Run tests (npm test) to see examples.

There's a performance cost to enabling Async Hooks. It's recommended to detect blocking exists with something without the performance overhead and use blocked-at in testing environment to pinpoint where the slowdown happens. Rule of thumb is you should not be running this in production unless desperate.

Params and return value

const blocked = require('blocked-at')
const { stop } = blocked(fn, options)
  • fn: The callback function to execute when a function called asynchronously ran more than threshold. Two arguments are passed: time it measured and an array of stack frames (callstack)
  • options: Optional.
option default description
trimFalsePositives falsy eliminate a class of false positives (experimental)
threshold 20 minimum miliseconds of blockage to report. supported for parity with blocked
resourcesCap undefined maximum amount of stack traces with resource details kept in memory.
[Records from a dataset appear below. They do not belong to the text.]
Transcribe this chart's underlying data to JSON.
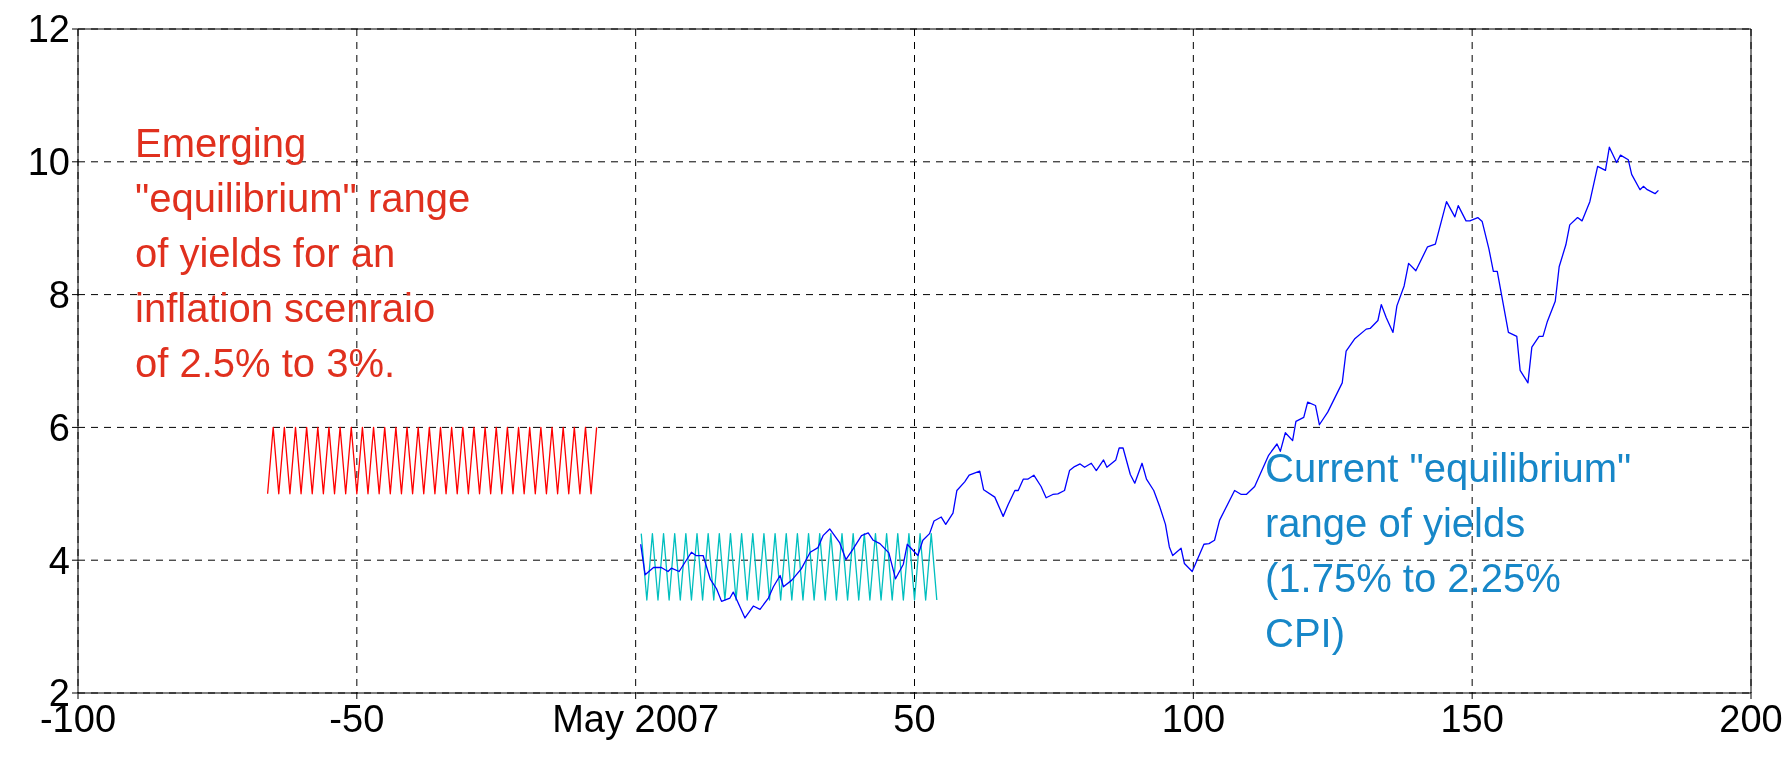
{
  "chart_data": {
    "type": "line",
    "xlim": [
      -100,
      200
    ],
    "ylim": [
      2,
      12
    ],
    "xticks": [
      -100,
      -50,
      {
        "value": 0,
        "label": "May 2007"
      },
      50,
      100,
      150,
      200
    ],
    "yticks": [
      2,
      4,
      6,
      8,
      10,
      12
    ],
    "grid": true,
    "line_style": "solid",
    "annotations": [
      "Emerging\n\"equilibrium\" range\nof yields for an\ninflation scenraio\nof 2.5% to 3%.",
      "Current \"equilibrium\"\nrange of yields\n(1.75% to 2.25%\nCPI)"
    ],
    "series": [
      {
        "color": "#ff0000",
        "x": [
          -66,
          -65,
          -64,
          -63,
          -62,
          -61,
          -60,
          -59,
          -58,
          -57,
          -56,
          -55,
          -54,
          -53,
          -52,
          -51,
          -50,
          -49,
          -48,
          -47,
          -46,
          -45,
          -44,
          -43,
          -42,
          -41,
          -40,
          -39,
          -38,
          -37,
          -36,
          -35,
          -34,
          -33,
          -32,
          -31,
          -30,
          -29,
          -28,
          -27,
          -26,
          -25,
          -24,
          -23,
          -22,
          -21,
          -20,
          -19,
          -18,
          -17,
          -16,
          -15,
          -14,
          -13,
          -12,
          -11,
          -10,
          -9,
          -8,
          -7
        ],
        "values": [
          5,
          6,
          5,
          6,
          5,
          6,
          5,
          6,
          5,
          6,
          5,
          6,
          5,
          6,
          5,
          6,
          5,
          6,
          5,
          6,
          5,
          6,
          5,
          6,
          5,
          6,
          5,
          6,
          5,
          6,
          5,
          6,
          5,
          6,
          5,
          6,
          5,
          6,
          5,
          6,
          5,
          6,
          5,
          6,
          5,
          6,
          5,
          6,
          5,
          6,
          5,
          6,
          5,
          6,
          5,
          6,
          5,
          6,
          5,
          6
        ]
      },
      {
        "color": "#00bfbf",
        "x": [
          1,
          2,
          3,
          4,
          5,
          6,
          7,
          8,
          9,
          10,
          11,
          12,
          13,
          14,
          15,
          16,
          17,
          18,
          19,
          20,
          21,
          22,
          23,
          24,
          25,
          26,
          27,
          28,
          29,
          30,
          31,
          32,
          33,
          34,
          35,
          36,
          37,
          38,
          39,
          40,
          41,
          42,
          43,
          44,
          45,
          46,
          47,
          48,
          49,
          50,
          51,
          52,
          53,
          54
        ],
        "values": [
          4.4,
          3.4,
          4.4,
          3.4,
          4.4,
          3.4,
          4.4,
          3.4,
          4.4,
          3.4,
          4.4,
          3.4,
          4.4,
          3.4,
          4.4,
          3.4,
          4.4,
          3.4,
          4.4,
          3.4,
          4.4,
          3.4,
          4.4,
          3.4,
          4.4,
          3.4,
          4.4,
          3.4,
          4.4,
          3.4,
          4.4,
          3.4,
          4.4,
          3.4,
          4.4,
          3.4,
          4.4,
          3.4,
          4.4,
          3.4,
          4.4,
          3.4,
          4.4,
          3.4,
          4.4,
          3.4,
          4.4,
          3.4,
          4.4,
          3.4,
          4.4,
          3.4,
          4.4,
          3.4
        ]
      },
      {
        "color": "#0000ff",
        "x": [
          0.9,
          1.7,
          3.2,
          4.6,
          5.8,
          6.4,
          7.8,
          10,
          10.8,
          12.1,
          13.4,
          14.5,
          15.4,
          16.9,
          17.5,
          19.6,
          21.1,
          22.3,
          23.8,
          24.7,
          25.9,
          26.5,
          28,
          29.7,
          31.3,
          32.7,
          33.6,
          34.8,
          36.6,
          37.7,
          39,
          40.5,
          41.7,
          42.6,
          43.8,
          45.4,
          46.6,
          48,
          48.7,
          50.6,
          51.5,
          52.7,
          53.5,
          54.8,
          55.6,
          56.9,
          57.6,
          59,
          59.8,
          61.7,
          62.4,
          64.4,
          65.9,
          66.8,
          68,
          68.6,
          69.5,
          70.3,
          71.4,
          72.7,
          73.6,
          74.8,
          75.7,
          76.9,
          77.8,
          78.7,
          79.7,
          80.5,
          81.7,
          82.6,
          83.9,
          84.5,
          86.1,
          86.7,
          87.4,
          88.7,
          89.5,
          90.8,
          91.6,
          92.9,
          94,
          95,
          95.7,
          96.3,
          97.8,
          98.4,
          99.8,
          101.9,
          102.8,
          103.8,
          104.7,
          107.4,
          108.6,
          109.5,
          111,
          113.5,
          115,
          115.6,
          116.5,
          117.8,
          118.4,
          119.8,
          120.5,
          121.9,
          122.6,
          124.1,
          126.7,
          127.4,
          128.9,
          131,
          131.7,
          133.1,
          133.7,
          134.6,
          135.8,
          136.5,
          137.8,
          138.6,
          139.9,
          142,
          143.4,
          145.4,
          146.9,
          147.5,
          148.9,
          149.6,
          151,
          151.8,
          153,
          153.8,
          154.5,
          156.5,
          158,
          158.6,
          160,
          160.7,
          162,
          162.7,
          163.5,
          164.9,
          165.6,
          166.8,
          167.5,
          168.9,
          169.7,
          171.1,
          172.5,
          173.9,
          174.6,
          175.9,
          176.6,
          178,
          178.6,
          180.1,
          180.7,
          181.4,
          182.8,
          183.4
        ],
        "values": [
          4.24,
          3.78,
          3.89,
          3.89,
          3.83,
          3.88,
          3.83,
          4.12,
          4.07,
          4.07,
          3.71,
          3.57,
          3.38,
          3.43,
          3.52,
          3.13,
          3.31,
          3.26,
          3.43,
          3.6,
          3.77,
          3.6,
          3.7,
          3.87,
          4.12,
          4.19,
          4.37,
          4.47,
          4.26,
          4.01,
          4.17,
          4.37,
          4.41,
          4.3,
          4.25,
          4.11,
          3.72,
          3.94,
          4.24,
          4.07,
          4.3,
          4.4,
          4.59,
          4.65,
          4.54,
          4.71,
          5.05,
          5.18,
          5.28,
          5.34,
          5.06,
          4.95,
          4.66,
          4.84,
          5.05,
          5.05,
          5.22,
          5.22,
          5.28,
          5.11,
          4.94,
          4.99,
          5,
          5.05,
          5.35,
          5.41,
          5.45,
          5.4,
          5.46,
          5.35,
          5.51,
          5.4,
          5.51,
          5.69,
          5.69,
          5.29,
          5.16,
          5.46,
          5.22,
          5.05,
          4.8,
          4.54,
          4.2,
          4.07,
          4.18,
          3.95,
          3.83,
          4.24,
          4.25,
          4.3,
          4.6,
          5.05,
          4.99,
          4.99,
          5.11,
          5.58,
          5.75,
          5.64,
          5.92,
          5.8,
          6.09,
          6.15,
          6.38,
          6.33,
          6.04,
          6.23,
          6.67,
          7.15,
          7.33,
          7.48,
          7.49,
          7.61,
          7.85,
          7.65,
          7.43,
          7.83,
          8.13,
          8.47,
          8.36,
          8.72,
          8.76,
          9.4,
          9.17,
          9.34,
          9.11,
          9.11,
          9.16,
          9.1,
          8.69,
          8.35,
          8.35,
          7.43,
          7.37,
          6.86,
          6.67,
          7.21,
          7.37,
          7.37,
          7.6,
          7.9,
          8.42,
          8.75,
          9.05,
          9.16,
          9.11,
          9.4,
          9.93,
          9.87,
          10.22,
          9.99,
          10.1,
          10.03,
          9.81,
          9.58,
          9.63,
          9.58,
          9.52,
          9.57
        ]
      }
    ]
  }
}
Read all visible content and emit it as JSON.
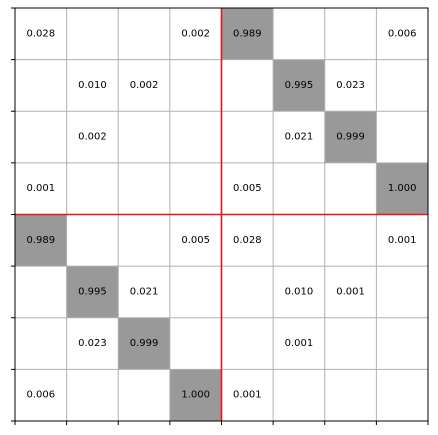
{
  "chart_data": {
    "type": "heatmap",
    "title": "",
    "xlabel": "",
    "ylabel": "",
    "rows": 8,
    "cols": 8,
    "grid": true,
    "divider_after_index": 4,
    "colors": {
      "highlight_cell": "#999999",
      "grid_line": "#b0b0b0",
      "divider_line": "#e8161b",
      "frame": "#000000",
      "background": "#ffffff"
    },
    "highlight_threshold": 0.5,
    "values": [
      [
        "0.028",
        "",
        "",
        "0.002",
        "0.989",
        "",
        "",
        "0.006"
      ],
      [
        "",
        "0.010",
        "0.002",
        "",
        "",
        "0.995",
        "0.023",
        ""
      ],
      [
        "",
        "0.002",
        "",
        "",
        "",
        "0.021",
        "0.999",
        ""
      ],
      [
        "0.001",
        "",
        "",
        "",
        "0.005",
        "",
        "",
        "1.000"
      ],
      [
        "0.989",
        "",
        "",
        "0.005",
        "0.028",
        "",
        "",
        "0.001"
      ],
      [
        "",
        "0.995",
        "0.021",
        "",
        "",
        "0.010",
        "0.001",
        ""
      ],
      [
        "",
        "0.023",
        "0.999",
        "",
        "",
        "0.001",
        "",
        ""
      ],
      [
        "0.006",
        "",
        "",
        "1.000",
        "0.001",
        "",
        "",
        ""
      ]
    ]
  }
}
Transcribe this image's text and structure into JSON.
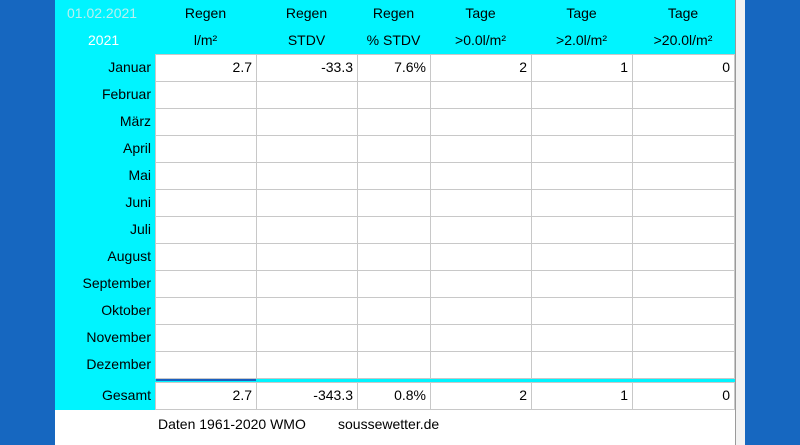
{
  "header": {
    "date": "01.02.2021",
    "year": "2021",
    "columns": [
      {
        "line1": "Regen",
        "line2": "l/m²"
      },
      {
        "line1": "Regen",
        "line2": "STDV"
      },
      {
        "line1": "Regen",
        "line2": "% STDV"
      },
      {
        "line1": "Tage",
        "line2": ">0.0l/m²"
      },
      {
        "line1": "Tage",
        "line2": ">2.0l/m²"
      },
      {
        "line1": "Tage",
        "line2": ">20.0l/m²"
      }
    ]
  },
  "table": {
    "rows": [
      {
        "label": "Januar",
        "cells": [
          "2.7",
          "-33.3",
          "7.6%",
          "2",
          "1",
          "0"
        ]
      },
      {
        "label": "Februar"
      },
      {
        "label": "März"
      },
      {
        "label": "April"
      },
      {
        "label": "Mai"
      },
      {
        "label": "Juni"
      },
      {
        "label": "Juli"
      },
      {
        "label": "August"
      },
      {
        "label": "September"
      },
      {
        "label": "Oktober"
      },
      {
        "label": "November"
      },
      {
        "label": "Dezember"
      }
    ],
    "total": {
      "label": "Gesamt",
      "cells": [
        "2.7",
        "-343.3",
        "0.8%",
        "2",
        "1",
        "0"
      ]
    }
  },
  "footer": {
    "source": "Daten 1961-2020 WMO",
    "site": "soussewetter.de"
  }
}
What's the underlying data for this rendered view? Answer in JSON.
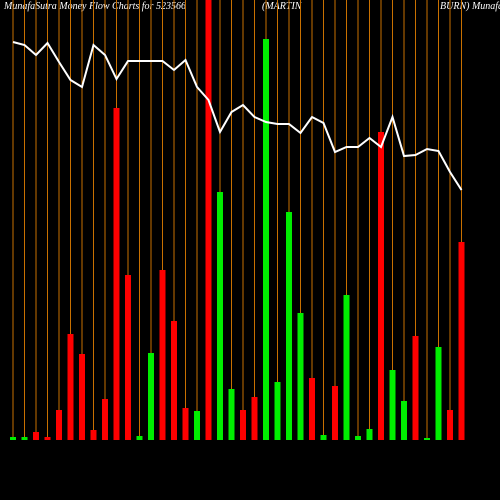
{
  "chart_data": {
    "type": "bar",
    "title": "MunafaSutra  Money Flow  Charts for 523566",
    "subtitle": "(MARTIN",
    "subtitle2": "BURN)  MunafaSutra.com",
    "categories": [
      null,
      null,
      null,
      null,
      null,
      null,
      null,
      null,
      null,
      null,
      null,
      null,
      null,
      null,
      null,
      null,
      null,
      null,
      null,
      null,
      null,
      null,
      null,
      null,
      null,
      null,
      null,
      null,
      null,
      null,
      null,
      null,
      null,
      null,
      null,
      null,
      null,
      null,
      null,
      null
    ],
    "ylim": [
      0,
      440
    ],
    "grid_color": "#c87000",
    "line_color": "#ffffff",
    "bar_colors": [
      "#00ee00",
      "#00ee00",
      "#ff0000",
      "#ff0000",
      "#ff0000",
      "#ff0000",
      "#ff0000",
      "#ff0000",
      "#ff0000",
      "#ff0000",
      "#ff0000",
      "#00ee00",
      "#00ee00",
      "#ff0000",
      "#ff0000",
      "#ff0000",
      "#00ee00",
      "#ff0000",
      "#00ee00",
      "#00ee00",
      "#ff0000",
      "#ff0000",
      "#00ee00",
      "#00ee00",
      "#00ee00",
      "#00ee00",
      "#ff0000",
      "#00ee00",
      "#ff0000",
      "#00ee00",
      "#00ee00",
      "#00ee00",
      "#ff0000",
      "#00ee00",
      "#00ee00",
      "#ff0000",
      "#00ee00",
      "#00ee00",
      "#ff0000",
      "#ff0000"
    ],
    "values": [
      3,
      3,
      8,
      3,
      30,
      106,
      86,
      10,
      41,
      332,
      165,
      4,
      87,
      170,
      119,
      32,
      29,
      440,
      248,
      51,
      30,
      43,
      401,
      58,
      228,
      127,
      62,
      5,
      54,
      145,
      4,
      11,
      308,
      70,
      39,
      104,
      2,
      93,
      30,
      198
    ],
    "line_values": [
      398,
      395,
      385,
      397,
      378,
      360,
      353,
      395,
      385,
      361,
      379,
      379,
      379,
      379,
      370,
      380,
      353,
      340,
      308,
      328,
      335,
      323,
      318,
      316,
      316,
      307,
      323,
      317,
      288,
      293,
      293,
      302,
      293,
      323,
      284,
      285,
      291,
      289,
      268,
      250
    ]
  }
}
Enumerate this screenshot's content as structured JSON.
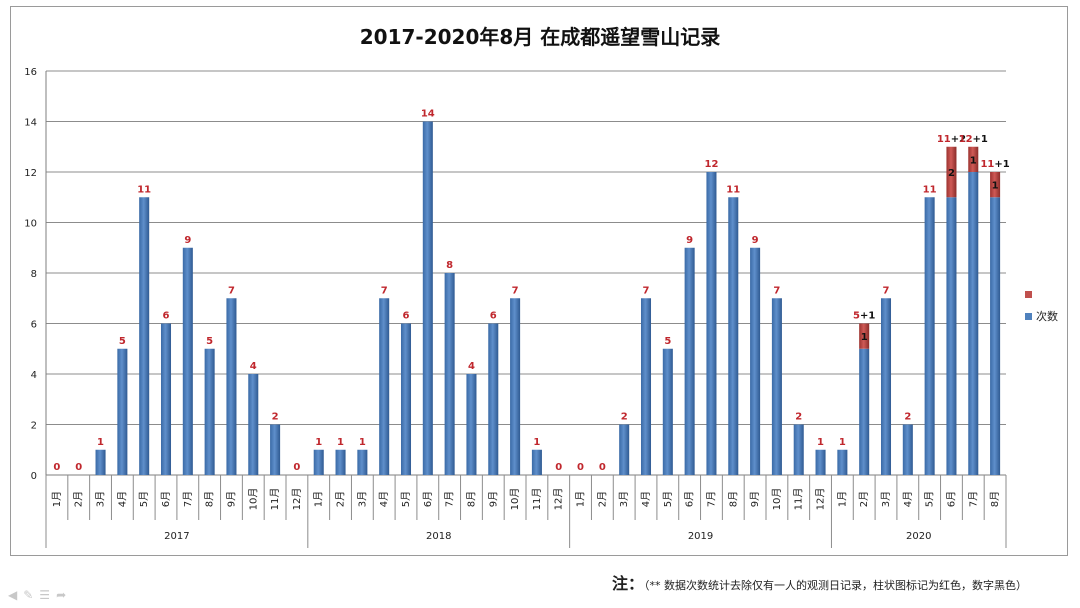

Resources are not saved by default. see the next section for details
debug falsy print debug data to console

Returns: An object with stop method. stop() will disable the async hooks set up by this library and callback will no longer be called.

Using the stack trace

The stack trace is pointing to a start of a function called asynchronously, so in most cases the first stack frame pointing to your code is where you need to start analyzing all synchronous operations to find the slow one.

In some cases your code is not directly called and tracking it down will still be difficult. See how the http test case produces a stack pointing to Server.connectionListener as the slow function, because everything inside of it is synchronously called. You can always wrap your handlers' code in setImmediate if you become desperate. Or use resources.

Using the resource details

If you can't narrow down a blocking call to a particular function, you can try to use resourcesCap option and inspect an associated resource:

blocked((time, stack, {type, resource}) => {
 console.log(`Blocked for ${time}ms, operation started here:`, stack)
 if (type === 'HTTPPARSER' && resource) {
   // resource structure in this example assumes Node 10.x
   console.log(`URL related to blocking operation: ${resource.resource.incoming.url}`)
}, {resourcesCap: 100})

Note that resource structure is a subject to change and may vary between Node versions.

Warning: Exposing resource details has a significant memory overhead, to the point of crashing the entire application due to exceeding heap limit. This is why resourcesCap is a number - it specifies the maximum amount of resources with details kept in memory. If this number is exceeded at runtime, you'll still get the information about blocked event loop, but resource will be undefined. Adjust it according to your needs. You can start arbitrarily with a 100 and decrease it if it's consuming too much memory or increase it if you don't see the details when you need them.